May 31, 2004

MALAWI: Bingu wa Mutharika sworn in as President, but opposition demands fresh elections

Malawi's main opposition bloc has filed a suit for a re-run of the presidential polls won by the ruling party as the European Union (EU) questioned the results of the country's third free polls. Meanwhile, the Malawi Congress Party (MCP) which came second in the presidential polls but gained a parliamentary majority in general elections held the same day said it would not join the government of the new President Bingu wa Mutharika. "We are challenging the validity of the results. We have filed documents with the court this morning and we want a re-run," Charles Mhango, lawyer for Gwanda Chakuamba of the seven-party Mgwirizano (Unity) Coalition, announced. "The irregularities are quite massive, not even a re-count will do," he furthermore claimed. Chakuamba, came third in last week's controversial polls, won by Mutharika from the ruling United Democratic Front (UDF) - the successor of outgoing leader Bakili Muluzi. Nickolas Dausi, the second vice president of the once-dominant MCP said it would not join Mutharika's government but would also not "rush to court until substantive evidence of rigging and irregularities were found." "It's a big no.
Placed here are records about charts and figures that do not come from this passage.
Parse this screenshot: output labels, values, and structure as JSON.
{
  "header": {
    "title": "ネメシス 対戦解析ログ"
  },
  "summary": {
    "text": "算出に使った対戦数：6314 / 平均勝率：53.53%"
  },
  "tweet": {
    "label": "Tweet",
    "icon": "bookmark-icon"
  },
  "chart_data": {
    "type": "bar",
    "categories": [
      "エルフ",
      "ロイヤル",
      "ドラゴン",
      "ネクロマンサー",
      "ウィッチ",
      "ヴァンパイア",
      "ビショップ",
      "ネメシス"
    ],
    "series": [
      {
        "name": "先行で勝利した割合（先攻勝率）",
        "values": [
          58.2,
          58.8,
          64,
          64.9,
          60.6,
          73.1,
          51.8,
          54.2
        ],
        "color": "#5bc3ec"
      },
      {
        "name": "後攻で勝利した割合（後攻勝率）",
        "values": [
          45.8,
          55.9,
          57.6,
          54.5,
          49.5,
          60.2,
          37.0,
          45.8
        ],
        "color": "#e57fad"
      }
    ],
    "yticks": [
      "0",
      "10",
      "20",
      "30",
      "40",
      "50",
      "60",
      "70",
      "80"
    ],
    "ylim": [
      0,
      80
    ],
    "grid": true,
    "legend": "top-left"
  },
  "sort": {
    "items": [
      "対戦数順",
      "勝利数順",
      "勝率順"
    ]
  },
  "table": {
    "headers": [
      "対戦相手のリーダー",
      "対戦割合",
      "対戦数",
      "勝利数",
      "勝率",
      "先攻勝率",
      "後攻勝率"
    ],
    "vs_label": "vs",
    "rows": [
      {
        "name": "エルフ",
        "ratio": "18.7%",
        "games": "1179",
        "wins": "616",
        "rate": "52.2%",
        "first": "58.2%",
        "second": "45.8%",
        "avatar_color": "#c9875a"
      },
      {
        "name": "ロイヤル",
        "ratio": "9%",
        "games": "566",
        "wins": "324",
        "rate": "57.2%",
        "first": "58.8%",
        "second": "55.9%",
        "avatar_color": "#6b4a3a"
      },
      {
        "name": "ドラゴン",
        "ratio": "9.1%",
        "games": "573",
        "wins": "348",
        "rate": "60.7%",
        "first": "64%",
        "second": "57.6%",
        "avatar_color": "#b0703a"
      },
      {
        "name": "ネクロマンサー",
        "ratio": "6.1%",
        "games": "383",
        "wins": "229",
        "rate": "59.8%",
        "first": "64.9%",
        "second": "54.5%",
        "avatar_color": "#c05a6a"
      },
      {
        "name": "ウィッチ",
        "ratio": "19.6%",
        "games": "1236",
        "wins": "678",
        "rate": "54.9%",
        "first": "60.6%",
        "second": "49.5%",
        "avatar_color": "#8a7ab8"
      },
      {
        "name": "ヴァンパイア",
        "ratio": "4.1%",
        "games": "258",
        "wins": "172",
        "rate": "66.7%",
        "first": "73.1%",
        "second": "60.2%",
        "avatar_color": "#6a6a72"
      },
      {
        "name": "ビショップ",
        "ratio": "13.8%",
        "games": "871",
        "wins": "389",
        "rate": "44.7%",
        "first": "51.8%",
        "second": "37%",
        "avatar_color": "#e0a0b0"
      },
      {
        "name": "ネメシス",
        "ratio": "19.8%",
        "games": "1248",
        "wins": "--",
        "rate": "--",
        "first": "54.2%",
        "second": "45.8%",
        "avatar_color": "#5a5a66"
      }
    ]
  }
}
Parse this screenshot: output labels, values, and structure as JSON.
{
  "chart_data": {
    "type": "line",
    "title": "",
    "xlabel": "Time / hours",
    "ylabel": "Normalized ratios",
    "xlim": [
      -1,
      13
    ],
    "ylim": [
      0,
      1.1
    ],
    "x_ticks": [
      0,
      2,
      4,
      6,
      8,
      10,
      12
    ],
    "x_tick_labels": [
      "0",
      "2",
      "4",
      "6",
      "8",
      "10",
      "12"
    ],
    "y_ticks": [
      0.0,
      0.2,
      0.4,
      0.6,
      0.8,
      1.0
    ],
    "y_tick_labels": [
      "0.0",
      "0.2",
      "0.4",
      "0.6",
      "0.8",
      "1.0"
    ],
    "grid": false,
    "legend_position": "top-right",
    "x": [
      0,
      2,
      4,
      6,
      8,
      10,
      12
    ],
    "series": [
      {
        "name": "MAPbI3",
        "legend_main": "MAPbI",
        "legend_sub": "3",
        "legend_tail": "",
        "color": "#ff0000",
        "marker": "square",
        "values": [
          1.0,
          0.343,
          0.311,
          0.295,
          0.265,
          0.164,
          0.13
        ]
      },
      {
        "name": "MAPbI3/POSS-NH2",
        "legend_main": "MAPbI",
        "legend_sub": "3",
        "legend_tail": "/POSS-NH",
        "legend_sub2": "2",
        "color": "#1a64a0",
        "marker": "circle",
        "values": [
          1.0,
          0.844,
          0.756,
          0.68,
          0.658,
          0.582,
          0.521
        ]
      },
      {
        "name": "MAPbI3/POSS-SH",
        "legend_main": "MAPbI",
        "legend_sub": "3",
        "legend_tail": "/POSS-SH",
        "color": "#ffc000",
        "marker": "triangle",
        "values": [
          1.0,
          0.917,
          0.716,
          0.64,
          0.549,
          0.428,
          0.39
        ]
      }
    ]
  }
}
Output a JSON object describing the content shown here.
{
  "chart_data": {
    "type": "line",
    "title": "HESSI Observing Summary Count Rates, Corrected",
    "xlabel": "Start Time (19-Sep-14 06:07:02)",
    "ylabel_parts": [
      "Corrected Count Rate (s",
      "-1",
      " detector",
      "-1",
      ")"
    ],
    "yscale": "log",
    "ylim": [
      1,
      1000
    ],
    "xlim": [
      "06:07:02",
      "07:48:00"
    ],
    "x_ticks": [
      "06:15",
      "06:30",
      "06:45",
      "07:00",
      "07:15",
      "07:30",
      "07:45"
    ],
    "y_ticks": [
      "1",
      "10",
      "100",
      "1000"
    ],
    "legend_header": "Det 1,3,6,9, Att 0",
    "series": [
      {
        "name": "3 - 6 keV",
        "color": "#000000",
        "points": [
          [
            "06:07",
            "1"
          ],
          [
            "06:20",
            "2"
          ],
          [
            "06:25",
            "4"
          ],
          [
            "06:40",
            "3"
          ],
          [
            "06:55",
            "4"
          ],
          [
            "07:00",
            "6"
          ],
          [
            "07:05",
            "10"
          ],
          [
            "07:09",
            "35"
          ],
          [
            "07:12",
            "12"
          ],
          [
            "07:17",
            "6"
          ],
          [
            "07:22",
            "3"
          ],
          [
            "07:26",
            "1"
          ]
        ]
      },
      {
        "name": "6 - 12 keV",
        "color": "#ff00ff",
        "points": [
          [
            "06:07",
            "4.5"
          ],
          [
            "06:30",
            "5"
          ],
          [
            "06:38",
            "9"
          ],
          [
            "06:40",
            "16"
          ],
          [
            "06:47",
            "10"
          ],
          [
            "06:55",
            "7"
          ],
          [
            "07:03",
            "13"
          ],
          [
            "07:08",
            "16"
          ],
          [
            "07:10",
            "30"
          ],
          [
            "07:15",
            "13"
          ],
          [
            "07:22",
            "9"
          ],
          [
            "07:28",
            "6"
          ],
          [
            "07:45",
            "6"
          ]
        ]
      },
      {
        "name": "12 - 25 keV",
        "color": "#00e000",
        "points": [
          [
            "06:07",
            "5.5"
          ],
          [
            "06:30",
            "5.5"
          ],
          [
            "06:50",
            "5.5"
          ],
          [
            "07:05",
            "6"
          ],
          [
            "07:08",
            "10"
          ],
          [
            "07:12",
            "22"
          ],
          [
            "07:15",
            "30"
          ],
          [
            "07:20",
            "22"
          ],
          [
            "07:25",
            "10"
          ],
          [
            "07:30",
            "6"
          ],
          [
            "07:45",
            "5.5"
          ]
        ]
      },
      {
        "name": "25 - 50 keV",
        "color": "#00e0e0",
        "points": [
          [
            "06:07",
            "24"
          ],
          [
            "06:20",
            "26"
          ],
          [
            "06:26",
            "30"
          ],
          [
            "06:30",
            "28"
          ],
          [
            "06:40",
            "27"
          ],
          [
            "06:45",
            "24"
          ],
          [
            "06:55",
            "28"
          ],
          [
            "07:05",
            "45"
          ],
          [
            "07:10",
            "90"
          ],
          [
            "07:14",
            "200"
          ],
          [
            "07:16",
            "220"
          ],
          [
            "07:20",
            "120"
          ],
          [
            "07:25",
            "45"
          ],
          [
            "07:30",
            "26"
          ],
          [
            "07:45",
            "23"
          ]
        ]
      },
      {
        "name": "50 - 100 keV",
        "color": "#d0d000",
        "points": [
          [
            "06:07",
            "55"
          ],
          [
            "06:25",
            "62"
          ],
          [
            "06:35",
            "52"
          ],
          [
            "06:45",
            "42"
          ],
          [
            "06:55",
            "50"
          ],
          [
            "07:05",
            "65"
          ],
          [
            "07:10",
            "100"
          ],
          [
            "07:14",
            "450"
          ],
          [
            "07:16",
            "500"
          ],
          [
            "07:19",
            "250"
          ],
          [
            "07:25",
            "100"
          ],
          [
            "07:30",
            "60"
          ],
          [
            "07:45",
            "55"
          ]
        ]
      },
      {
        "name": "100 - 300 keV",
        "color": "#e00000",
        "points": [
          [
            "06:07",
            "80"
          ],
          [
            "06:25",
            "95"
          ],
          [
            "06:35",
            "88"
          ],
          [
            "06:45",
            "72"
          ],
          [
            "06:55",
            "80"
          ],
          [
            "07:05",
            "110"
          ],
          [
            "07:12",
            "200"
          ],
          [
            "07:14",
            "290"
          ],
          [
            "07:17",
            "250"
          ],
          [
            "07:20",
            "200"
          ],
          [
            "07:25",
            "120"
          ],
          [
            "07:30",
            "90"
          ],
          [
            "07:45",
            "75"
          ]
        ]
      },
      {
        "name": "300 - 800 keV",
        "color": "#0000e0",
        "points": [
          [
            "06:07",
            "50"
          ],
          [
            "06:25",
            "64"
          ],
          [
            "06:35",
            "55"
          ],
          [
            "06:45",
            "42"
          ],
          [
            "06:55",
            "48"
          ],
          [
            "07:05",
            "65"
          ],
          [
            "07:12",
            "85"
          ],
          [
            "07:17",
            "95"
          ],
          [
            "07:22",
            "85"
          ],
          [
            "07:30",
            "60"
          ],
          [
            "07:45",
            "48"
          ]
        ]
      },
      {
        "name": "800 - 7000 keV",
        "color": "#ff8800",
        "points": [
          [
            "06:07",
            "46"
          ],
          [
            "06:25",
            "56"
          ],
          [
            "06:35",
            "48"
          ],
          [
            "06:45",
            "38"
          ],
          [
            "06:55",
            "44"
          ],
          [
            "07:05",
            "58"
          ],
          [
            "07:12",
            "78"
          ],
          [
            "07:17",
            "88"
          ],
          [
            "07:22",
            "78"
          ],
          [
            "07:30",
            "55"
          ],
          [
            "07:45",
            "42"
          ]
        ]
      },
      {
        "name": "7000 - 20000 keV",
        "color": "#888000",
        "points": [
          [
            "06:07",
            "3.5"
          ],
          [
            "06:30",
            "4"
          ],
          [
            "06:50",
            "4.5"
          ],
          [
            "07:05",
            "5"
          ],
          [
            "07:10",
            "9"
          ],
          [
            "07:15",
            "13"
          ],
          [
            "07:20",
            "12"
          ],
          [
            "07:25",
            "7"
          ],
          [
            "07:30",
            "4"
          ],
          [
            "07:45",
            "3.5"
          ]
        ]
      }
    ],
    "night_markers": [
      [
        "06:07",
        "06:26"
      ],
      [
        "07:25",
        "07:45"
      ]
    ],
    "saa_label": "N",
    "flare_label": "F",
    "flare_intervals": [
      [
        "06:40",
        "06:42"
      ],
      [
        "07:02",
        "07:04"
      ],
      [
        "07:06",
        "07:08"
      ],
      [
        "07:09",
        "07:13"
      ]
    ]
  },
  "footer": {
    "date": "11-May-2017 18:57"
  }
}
The party will work in opposition because no sensible person would want to work with a party that robbed us of a clear victory," he said.

The MCP was founded by former Malawian president Kamuzu Banda and led the southern African nation to independence from Britain in 1964. It won 60 seats in the 193-member parliament in last week's elections. Mutharika's victory has and inauguration was also marred by protests in Malawi's economic capital Blantyre.

Meanwhile, European Union observers questioned the results of the elections. Evoking a "lack of transparency in the tabulation of results," an EU statement released here said: "We now urge the Malawi electoral commission to rapidly publish detailed results down to the polling station level." But Commonwealth observers issued another statement by saying that "voters were free to express their wishes on Election Day ... but because of the problems with the register, the bias of the state media and the abuse of incumbency, the process prior to Election Day was unfair. Some of the requirements of the democratic process have been met, but others have not," it added. (ed.)